Bölüm 488

avatar
17080 41

Against The God - Bölüm 488


 

Çeviri: Useless Düzenleme: Fullbringer

Bölüm 488: Şanslı Kişi?

"Burası neresi?" Hong'er elindeki yemeği kemirirken merakla çevredeki dünyayı inceliyordu ki bu dünya geniş bir beyazlıktı.

"Burası Gökyüzü Zehir Sedefinin dünyası." Jasmine önünde ortaya çıktı, ilgisizce dünyanın içinde çıkan Hong'er'e baktı.

"Gökyüzü Zehir Sedefi?" Hong'er Ejderha Kusurundan başka bir ısırık daha aldı ve çiğnerken konuştu: "Gökyüzü Zehir Sedefi? Ne garip bir isim, ben neden buradayım?"

"Çünkü Gökyüzü Zehir Sedefi ve Kaynak Mührü Boşluğu onun bedeninin içinde yer alıyor, senin Kaynak Mührü Boşluğun oluştuğunda ikisi bir araya geldi." Jasmine hevessizce açıkladı.

"Oh... Hiçbir şey anlamasam da çok harika gibi!" Hong'er ağzını genişçe açtı ve Ejderha Kusurunun son parçasını da ağzına atıp tamamen yuttu... Yumuşak bir yutkunmanın ardından konuştu: "Mmm ahhh! Doydum! Tamamen doydum!"

Ejderha Kusurunu yemeyi bitiren Hong'er'in koyu kırmızı gözlerinde belli bir kırmızı parlaklık parladı ancak hızlıca kayboldu. Jasmine'yi süzdü ve ardından kıkırdayarak konuştu: "Doğru, ufak büyük kız kardeş, senin ismin ne?"

"Jasmine."

"Jas... Mine... Anladım!

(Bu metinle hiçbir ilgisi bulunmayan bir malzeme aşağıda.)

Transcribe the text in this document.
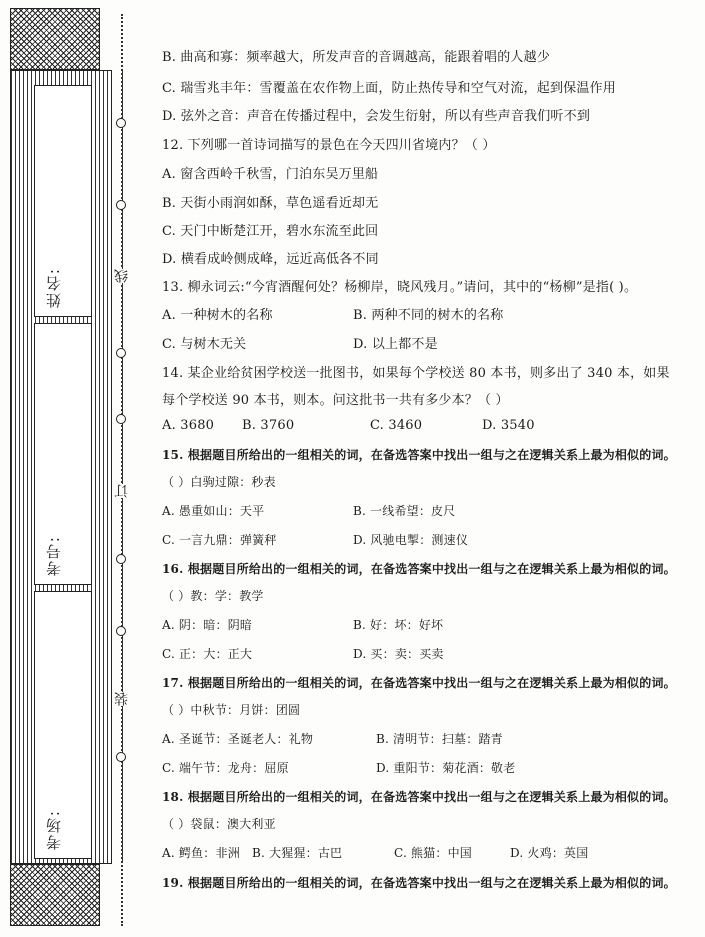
姓名:
考号:
考场:
线
订
装
B. 曲高和寡：频率越大，所发声音的音调越高，能跟着唱的人越少
C. 瑞雪兆丰年：雪覆盖在农作物上面，防止热传导和空气对流，起到保温作用
D. 弦外之音：声音在传播过程中，会发生衍射，所以有些声音我们听不到
12. 下列哪一首诗词描写的景色在今天四川省境内？（ ）
A. 窗含西岭千秋雪，门泊东吴万里船
B. 天街小雨润如酥，草色遥看近却无
C. 天门中断楚江开，碧水东流至此回
D. 横看成岭侧成峰，远近高低各不同
13. 柳永词云:“今宵酒醒何处？杨柳岸，晓风残月。”请问，其中的“杨柳”是指( )。
A. 一种树木的名称	B. 两种不同的树木的名称
C. 与树木无关	D. 以上都不是
14. 某企业给贫困学校送一批图书，如果每个学校送 80 本书，则多出了 340 本，如果
每个学校送 90 本书，则本。问这批书一共有多少本？（ ）
A. 3680 B. 3760	C. 3460	D. 3540
15. 根据题目所给出的一组相关的词，在备选答案中找出一组与之在逻辑关系上最为相似的词。
（ ）白驹过隙：秒表
A. 愚重如山：天平	B. 一线希望：皮尺
C. 一言九鼎：弹簧秤	D. 风驰电掣：测速仪
16. 根据题目所给出的一组相关的词，在备选答案中找出一组与之在逻辑关系上最为相似的词。
（ ）教：学：教学
A. 阴：暗：阴暗	B. 好：坏：好坏
C. 正：大：正大	D. 买：卖：买卖
17. 根据题目所给出的一组相关的词，在备选答案中找出一组与之在逻辑关系上最为相似的词。
（ ）中秋节：月饼：团圆
A. 圣诞节：圣诞老人：礼物	B. 清明节：扫墓：踏青
C. 端午节：龙舟：屈原	D. 重阳节：菊花酒：敬老
18. 根据题目所给出的一组相关的词，在备选答案中找出一组与之在逻辑关系上最为相似的词。
（ ）袋鼠：澳大利亚
A. 鳄鱼：非洲 B. 大猩猩：古巴	C. 熊猫：中国	D. 火鸡：英国
19. 根据题目所给出的一组相关的词，在备选答案中找出一组与之在逻辑关系上最为相似的词。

Ufak büyük kız kardeş, bundan sonra ara sıra benimle oynamalısın, ben gerçekten oynamayı seviyorum!" Hong'er sevimli bir şekilde haykırdı, bedeninden kayıtsız bir aura yayılan Jasmine'ye kendi isteği ile aşina davrandı. Tembelce gerginleşirken, kirpikleri aniden düştü: "Yemekten sonra aniden yorgun hissettim... Biraz uyumak istiyorum."

Hong'er gözlerini hafifçe ovdu, ardından esnedi :"Ahh, mmm... Gerçekten yoruldum, ufak büyük abla, ben biraz uyuyorum, iyi geceler."

Bununla birlikte Hong'er yerdeki bir kedi gibi bükülerek bir top haline geldi, gözlerini kapadı ve bir an sonra şok edici bir hızda uyuyakaldı.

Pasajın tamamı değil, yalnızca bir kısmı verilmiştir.